Nuguäck, der nun Joachim Quäck heißt, folgt dem Prinzen an den Rhein und trifft am 12. Februar 1818 in Neuwied ein. Dort sorgt die Ankunft des Indianers für tuschelnde, trappelnde Aufregung. Ein Wilder! Ein waschechter Menschenfresser! Das schlägt alles! Das muss man sehen, hören, vielleicht sogar anfassen! Bald belagert eine Flut von Gaffern das Schloss. Sie quellen von überall her, aus dem nahen Koblenz, aus Siegen, Wiesbaden, Mainz.

Um das Chaos zu meistern, richtet der Prinz ein Besuchszimmer und feste Besichtigungsstunden ein. Quäck nimmt die Schaulust gleichmütig hin, lässt sich bestaunen, beglotzen, betatschen. Er singt, tanzt, gibt Proben seiner Stammessprache und Bogenkünste, ahmt Tierstimmen nach, kredenzt putziges Deutsch.

Einsames Heimweh

Wirklich gut sind aber nur die wenigen Stunden, die er als lebendige Erinnerungsstütze im Schreibkabinett des Prinzen oder im Austausch mit Gelehrten zubringt. Dann ist der Wald wieder da und stutzt dem Heimweh die Krallen. Nach drei Jahren ist das Reisebuch fertig. Brasilien ist abgehackt, ab sofort brennt der Prinz nur noch für die Indianer Nordamerikas. Die Gelehrten kommen seltener, die Hälserecker bleiben aus. Quäck ist eine Neuigkeit von gestern, menschliches Altpapier. Er beginnt zu trinken, trinkt immer mehr, trinkt hemmungslos.
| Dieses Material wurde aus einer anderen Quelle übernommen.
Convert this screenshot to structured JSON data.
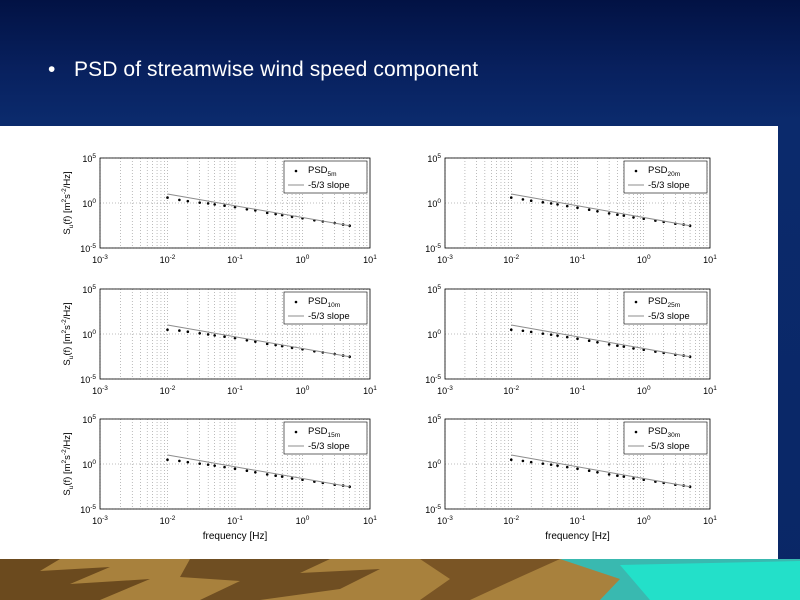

Man redet ihm zu, schmeichelt, droht, weist Diener, Händler und Wirte an, ihm den Schnaps zu verweigern. Aber Quäck, von dem zuletzt nur noch ganz tief drinnen ein winziges, verdorrtes Klümpchen Nuguäck übrig ist, findet Wege, den Nachschub zu sichern. Er hört nicht auf, kann nicht aufhören. Er muss sich das grüne Geplapper des Regenwaldes, seine federnden Böden, die fruchtbaren Schoßgerüche und das gefiederte Licht, muss sich all die tausend Düfte, Stimmen, Farben herbeitrinken. Es dauert lange, bis Quäck sich heimgesoffen hat. Am 1. Juni 1834 macht seine Leber der Qual ein Ende und lässt Nuguäck in den Regenwald seiner Kindheit entschlüpfen.